Well now I do recall reading that Mr. Wendy Deng (aka Mrs. Rupert Murdoch) is trying to bring the Wall Street Journal in line with the New York Times and so, instead of being a strictly business paper, the Journal will now be, well, like the Times and cover everything. But a whole entire 1120 word article on Tinsley Mortimer? Wow.
The socialite and divorcee has launched a new reality show called, apropos, High Society — per the Journal. The show is to air on CW. (Too bad I don’t have a TV to see first hand why this is such a big deal!). But it must be a big christening because our traffic exploded today and while we haven’t yet received the analytics for today, I am sure it has to do with Tinsley. She literally is our biggest traffic mover over here. Don’t get it. Don’t get it at all. What’s up with Tinsley? Why is she such a traffic generator – even for the esteemed Wall Street Journal?
Well, anyways, thanks to the Journal for confirming that Tinsley and Topper Mortimer are in fact DIVORCED. Last time I tackled their story, back last year, it was unclear if the divorce had gone through or if there might be a reconciliation. Apparently not. Says the Journal:
Tinsley begins the show by telling us how her recent divorce has led her to abandon her beautifully decorated Upper East Side apartment for an equally palatial midtown loft. Within minutes of appearing on screen, she goes to a party for Marchesa designer Georgina Chapman and rubs elbows with the likes of Harvey Weinstein and stylist Robert Verdi. But there’s more to Tinsley than red-carpet photographs and black tie events, she says as we cut to a seemingly staged shot of her weeping loudly.

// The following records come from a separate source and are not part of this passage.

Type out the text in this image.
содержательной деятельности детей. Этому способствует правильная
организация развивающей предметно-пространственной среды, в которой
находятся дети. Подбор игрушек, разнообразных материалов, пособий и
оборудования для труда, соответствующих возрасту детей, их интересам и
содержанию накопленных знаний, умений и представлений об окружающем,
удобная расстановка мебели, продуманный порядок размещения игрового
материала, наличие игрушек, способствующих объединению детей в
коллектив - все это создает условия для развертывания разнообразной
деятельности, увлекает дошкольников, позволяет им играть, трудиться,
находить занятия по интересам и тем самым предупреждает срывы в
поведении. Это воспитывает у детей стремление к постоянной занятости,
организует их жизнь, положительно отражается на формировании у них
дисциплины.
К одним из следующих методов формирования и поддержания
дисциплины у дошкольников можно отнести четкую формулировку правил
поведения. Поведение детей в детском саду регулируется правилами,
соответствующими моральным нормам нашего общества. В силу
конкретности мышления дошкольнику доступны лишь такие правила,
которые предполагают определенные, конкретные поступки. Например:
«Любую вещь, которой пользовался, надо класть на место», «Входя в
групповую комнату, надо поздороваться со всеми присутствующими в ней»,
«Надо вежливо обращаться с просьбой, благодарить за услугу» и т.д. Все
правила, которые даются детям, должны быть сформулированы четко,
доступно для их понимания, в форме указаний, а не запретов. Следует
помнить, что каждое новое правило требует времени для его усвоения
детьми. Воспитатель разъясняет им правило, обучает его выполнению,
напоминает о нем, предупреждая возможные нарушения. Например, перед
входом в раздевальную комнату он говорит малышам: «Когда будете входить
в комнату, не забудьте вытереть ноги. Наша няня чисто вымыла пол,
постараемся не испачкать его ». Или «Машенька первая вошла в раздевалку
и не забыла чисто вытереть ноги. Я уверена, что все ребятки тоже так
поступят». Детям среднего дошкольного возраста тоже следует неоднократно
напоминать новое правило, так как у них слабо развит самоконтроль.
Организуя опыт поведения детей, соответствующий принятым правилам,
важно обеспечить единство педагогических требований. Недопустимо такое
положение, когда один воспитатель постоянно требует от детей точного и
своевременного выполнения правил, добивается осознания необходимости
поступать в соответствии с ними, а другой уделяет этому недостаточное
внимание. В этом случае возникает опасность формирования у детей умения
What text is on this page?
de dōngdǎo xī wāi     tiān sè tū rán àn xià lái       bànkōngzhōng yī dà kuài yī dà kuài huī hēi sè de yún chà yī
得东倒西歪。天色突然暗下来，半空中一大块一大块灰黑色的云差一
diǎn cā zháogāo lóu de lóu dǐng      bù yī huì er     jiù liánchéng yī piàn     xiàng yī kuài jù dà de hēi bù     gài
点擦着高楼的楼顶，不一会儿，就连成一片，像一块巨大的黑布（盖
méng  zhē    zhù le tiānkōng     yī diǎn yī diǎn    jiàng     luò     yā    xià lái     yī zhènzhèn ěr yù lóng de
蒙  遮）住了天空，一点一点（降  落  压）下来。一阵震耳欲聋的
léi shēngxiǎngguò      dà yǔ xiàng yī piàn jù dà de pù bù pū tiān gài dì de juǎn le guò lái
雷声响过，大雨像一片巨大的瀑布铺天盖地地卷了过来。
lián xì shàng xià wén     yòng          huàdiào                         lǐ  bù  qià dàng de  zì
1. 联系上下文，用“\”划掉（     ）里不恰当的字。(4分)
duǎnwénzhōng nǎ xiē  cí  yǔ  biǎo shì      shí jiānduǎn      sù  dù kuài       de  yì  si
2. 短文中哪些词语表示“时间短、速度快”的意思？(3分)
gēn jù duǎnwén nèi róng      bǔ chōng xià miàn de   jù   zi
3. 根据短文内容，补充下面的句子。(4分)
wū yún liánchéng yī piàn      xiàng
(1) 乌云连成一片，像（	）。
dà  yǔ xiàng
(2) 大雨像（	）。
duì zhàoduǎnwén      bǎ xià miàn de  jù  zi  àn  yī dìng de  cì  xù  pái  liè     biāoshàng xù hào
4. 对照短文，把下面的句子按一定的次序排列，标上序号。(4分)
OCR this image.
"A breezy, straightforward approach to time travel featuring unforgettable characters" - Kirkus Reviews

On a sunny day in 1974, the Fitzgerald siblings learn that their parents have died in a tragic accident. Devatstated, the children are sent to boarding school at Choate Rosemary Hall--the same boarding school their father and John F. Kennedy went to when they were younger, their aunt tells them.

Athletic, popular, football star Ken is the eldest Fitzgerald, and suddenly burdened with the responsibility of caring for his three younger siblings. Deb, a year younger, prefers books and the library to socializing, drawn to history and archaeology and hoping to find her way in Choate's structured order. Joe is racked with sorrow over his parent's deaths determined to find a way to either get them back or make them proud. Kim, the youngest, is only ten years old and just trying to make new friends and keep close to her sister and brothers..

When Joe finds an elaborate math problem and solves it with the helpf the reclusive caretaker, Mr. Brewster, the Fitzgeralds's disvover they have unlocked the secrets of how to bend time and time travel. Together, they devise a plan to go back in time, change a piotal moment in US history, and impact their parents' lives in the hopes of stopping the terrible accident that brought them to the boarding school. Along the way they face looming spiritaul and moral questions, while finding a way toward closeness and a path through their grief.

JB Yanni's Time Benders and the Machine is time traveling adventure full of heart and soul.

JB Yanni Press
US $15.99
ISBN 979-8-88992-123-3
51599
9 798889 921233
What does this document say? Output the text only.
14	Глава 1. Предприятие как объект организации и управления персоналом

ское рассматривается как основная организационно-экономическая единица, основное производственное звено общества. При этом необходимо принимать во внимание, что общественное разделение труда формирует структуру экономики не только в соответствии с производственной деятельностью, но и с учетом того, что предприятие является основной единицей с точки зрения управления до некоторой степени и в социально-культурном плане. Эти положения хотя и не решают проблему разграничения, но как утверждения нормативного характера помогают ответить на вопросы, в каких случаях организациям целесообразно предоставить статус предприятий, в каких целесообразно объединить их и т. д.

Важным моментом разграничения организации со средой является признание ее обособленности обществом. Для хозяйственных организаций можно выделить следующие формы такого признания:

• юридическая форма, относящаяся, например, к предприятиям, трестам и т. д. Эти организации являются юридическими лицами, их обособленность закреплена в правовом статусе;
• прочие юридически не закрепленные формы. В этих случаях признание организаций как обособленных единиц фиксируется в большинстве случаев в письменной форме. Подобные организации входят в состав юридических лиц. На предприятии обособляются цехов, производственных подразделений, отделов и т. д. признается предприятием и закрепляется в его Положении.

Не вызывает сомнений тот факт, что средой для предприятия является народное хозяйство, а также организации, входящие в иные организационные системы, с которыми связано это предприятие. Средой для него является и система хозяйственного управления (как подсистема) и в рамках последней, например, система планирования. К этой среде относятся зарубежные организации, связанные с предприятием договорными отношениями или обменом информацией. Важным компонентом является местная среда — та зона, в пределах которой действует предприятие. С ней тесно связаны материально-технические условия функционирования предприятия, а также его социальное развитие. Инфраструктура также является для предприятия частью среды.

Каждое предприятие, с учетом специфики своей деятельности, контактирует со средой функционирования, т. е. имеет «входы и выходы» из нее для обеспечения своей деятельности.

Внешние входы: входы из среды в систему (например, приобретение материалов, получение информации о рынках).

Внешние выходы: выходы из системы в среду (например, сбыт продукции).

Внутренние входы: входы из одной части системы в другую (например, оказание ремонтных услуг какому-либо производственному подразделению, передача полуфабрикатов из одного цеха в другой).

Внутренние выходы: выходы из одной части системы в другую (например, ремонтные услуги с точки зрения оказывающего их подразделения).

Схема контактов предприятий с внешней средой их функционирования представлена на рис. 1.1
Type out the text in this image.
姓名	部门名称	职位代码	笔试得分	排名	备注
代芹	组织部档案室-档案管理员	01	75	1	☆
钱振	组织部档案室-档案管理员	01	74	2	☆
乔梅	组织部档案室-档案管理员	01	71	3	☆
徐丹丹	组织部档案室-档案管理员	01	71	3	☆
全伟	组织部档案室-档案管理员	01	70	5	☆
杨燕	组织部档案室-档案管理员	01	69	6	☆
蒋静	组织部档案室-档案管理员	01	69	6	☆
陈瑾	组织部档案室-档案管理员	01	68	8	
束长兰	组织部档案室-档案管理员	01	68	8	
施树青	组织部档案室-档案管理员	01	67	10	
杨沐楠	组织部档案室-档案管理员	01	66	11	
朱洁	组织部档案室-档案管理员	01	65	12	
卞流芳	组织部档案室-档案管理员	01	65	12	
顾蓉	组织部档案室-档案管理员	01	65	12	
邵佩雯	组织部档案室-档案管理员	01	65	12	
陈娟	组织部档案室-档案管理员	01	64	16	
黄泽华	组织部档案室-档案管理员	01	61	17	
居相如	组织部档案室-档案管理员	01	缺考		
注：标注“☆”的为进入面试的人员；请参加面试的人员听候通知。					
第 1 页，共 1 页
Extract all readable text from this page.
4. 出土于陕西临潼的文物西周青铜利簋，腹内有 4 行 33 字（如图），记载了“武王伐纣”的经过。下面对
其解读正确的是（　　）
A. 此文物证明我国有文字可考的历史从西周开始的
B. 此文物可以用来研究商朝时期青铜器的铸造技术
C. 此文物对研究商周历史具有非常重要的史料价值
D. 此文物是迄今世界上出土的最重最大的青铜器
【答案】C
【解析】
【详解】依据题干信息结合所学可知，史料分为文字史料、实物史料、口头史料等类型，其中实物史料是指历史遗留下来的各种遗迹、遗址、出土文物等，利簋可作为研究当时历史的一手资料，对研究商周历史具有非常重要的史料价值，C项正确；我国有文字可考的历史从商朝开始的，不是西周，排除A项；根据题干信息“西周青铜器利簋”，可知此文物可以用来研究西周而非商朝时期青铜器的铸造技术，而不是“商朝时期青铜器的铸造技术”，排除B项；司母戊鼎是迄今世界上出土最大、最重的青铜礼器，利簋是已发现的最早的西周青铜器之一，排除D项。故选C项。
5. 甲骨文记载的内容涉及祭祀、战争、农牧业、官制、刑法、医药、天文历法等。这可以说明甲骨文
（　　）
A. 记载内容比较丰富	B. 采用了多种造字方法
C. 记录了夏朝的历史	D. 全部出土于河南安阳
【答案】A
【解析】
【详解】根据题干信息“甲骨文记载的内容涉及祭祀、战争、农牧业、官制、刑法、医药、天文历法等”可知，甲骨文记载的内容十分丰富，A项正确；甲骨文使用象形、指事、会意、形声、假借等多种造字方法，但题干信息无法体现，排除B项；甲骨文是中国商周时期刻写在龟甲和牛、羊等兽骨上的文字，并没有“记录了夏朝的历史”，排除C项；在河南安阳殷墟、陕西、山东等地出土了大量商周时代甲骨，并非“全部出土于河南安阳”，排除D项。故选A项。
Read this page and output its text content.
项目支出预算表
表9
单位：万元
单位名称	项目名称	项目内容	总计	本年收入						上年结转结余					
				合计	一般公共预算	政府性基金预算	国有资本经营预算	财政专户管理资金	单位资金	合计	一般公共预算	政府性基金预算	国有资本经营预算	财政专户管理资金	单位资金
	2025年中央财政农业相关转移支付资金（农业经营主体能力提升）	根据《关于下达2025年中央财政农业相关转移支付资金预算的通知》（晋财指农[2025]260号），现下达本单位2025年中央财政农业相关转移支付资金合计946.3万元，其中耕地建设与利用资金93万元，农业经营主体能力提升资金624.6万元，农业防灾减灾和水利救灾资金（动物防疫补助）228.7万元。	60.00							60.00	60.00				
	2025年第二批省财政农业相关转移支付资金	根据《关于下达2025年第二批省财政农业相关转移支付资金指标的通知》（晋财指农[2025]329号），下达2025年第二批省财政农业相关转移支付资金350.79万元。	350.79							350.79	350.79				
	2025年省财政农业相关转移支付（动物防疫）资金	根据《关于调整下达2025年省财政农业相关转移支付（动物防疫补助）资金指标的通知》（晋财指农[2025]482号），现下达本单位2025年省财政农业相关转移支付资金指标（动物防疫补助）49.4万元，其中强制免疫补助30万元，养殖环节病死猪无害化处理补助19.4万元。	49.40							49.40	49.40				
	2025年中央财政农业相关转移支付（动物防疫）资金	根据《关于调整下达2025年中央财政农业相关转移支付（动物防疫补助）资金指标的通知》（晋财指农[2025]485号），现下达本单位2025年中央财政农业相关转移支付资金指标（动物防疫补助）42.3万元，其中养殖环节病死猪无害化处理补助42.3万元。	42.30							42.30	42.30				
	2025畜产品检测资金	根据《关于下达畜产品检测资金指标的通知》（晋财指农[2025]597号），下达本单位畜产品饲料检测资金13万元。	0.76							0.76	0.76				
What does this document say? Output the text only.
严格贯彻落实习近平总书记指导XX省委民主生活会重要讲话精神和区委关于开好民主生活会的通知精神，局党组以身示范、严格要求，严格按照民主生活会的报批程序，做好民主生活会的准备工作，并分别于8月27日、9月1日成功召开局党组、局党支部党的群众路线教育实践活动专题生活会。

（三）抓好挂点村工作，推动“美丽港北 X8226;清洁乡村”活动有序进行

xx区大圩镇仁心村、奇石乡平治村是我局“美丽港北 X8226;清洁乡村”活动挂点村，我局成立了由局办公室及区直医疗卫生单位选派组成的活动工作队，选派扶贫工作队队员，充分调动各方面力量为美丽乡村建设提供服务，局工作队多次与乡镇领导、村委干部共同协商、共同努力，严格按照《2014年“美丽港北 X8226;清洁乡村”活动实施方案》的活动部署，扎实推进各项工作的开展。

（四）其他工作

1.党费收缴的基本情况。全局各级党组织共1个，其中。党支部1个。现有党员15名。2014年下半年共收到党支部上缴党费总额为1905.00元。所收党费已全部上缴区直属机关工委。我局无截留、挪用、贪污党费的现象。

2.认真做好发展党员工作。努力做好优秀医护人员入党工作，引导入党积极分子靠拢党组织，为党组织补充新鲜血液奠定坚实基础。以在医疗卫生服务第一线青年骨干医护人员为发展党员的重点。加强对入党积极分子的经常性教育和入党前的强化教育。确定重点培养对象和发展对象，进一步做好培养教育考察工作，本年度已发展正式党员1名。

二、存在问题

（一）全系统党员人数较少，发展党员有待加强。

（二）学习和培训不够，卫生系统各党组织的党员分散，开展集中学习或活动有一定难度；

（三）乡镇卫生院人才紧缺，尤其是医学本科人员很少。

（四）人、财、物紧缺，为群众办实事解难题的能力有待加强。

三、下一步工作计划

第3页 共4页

Tinsley explains that she married Topper Mortimer, her “high school sweetheart,” who just happens to be the great-grandson of a president of Standard Oil. Though the marriage thrust Tinsley into the public eye, Topper’s family disapproved of her visibility on the social circuit. “In the old world of New York society, you’re only in the papers when you’re born, when you’re married, and when you die,” Tinsley says. “And that was definitely something that put pressure on my marriage.” (A 2009 New York Magazine story implies that the filming of this very reality show may have helped hasten the demise of the Tinley-Topper union.)
From a divorce perspective, I was curious as to why Tinsley kept her married name? She easily could have gone back to her maiden name, Mercer. But she’s still using Mortimer. Also, it seems they’ve had a very quiet parting, no dirty laundry spilled. And according to the Journal, Tinsley is dating some royal (I think we covered the story last year but I’ve forgotten the details.)
In any event, I guess Olivia Palermo is eating her heart out with this one. How is that fued going anyway?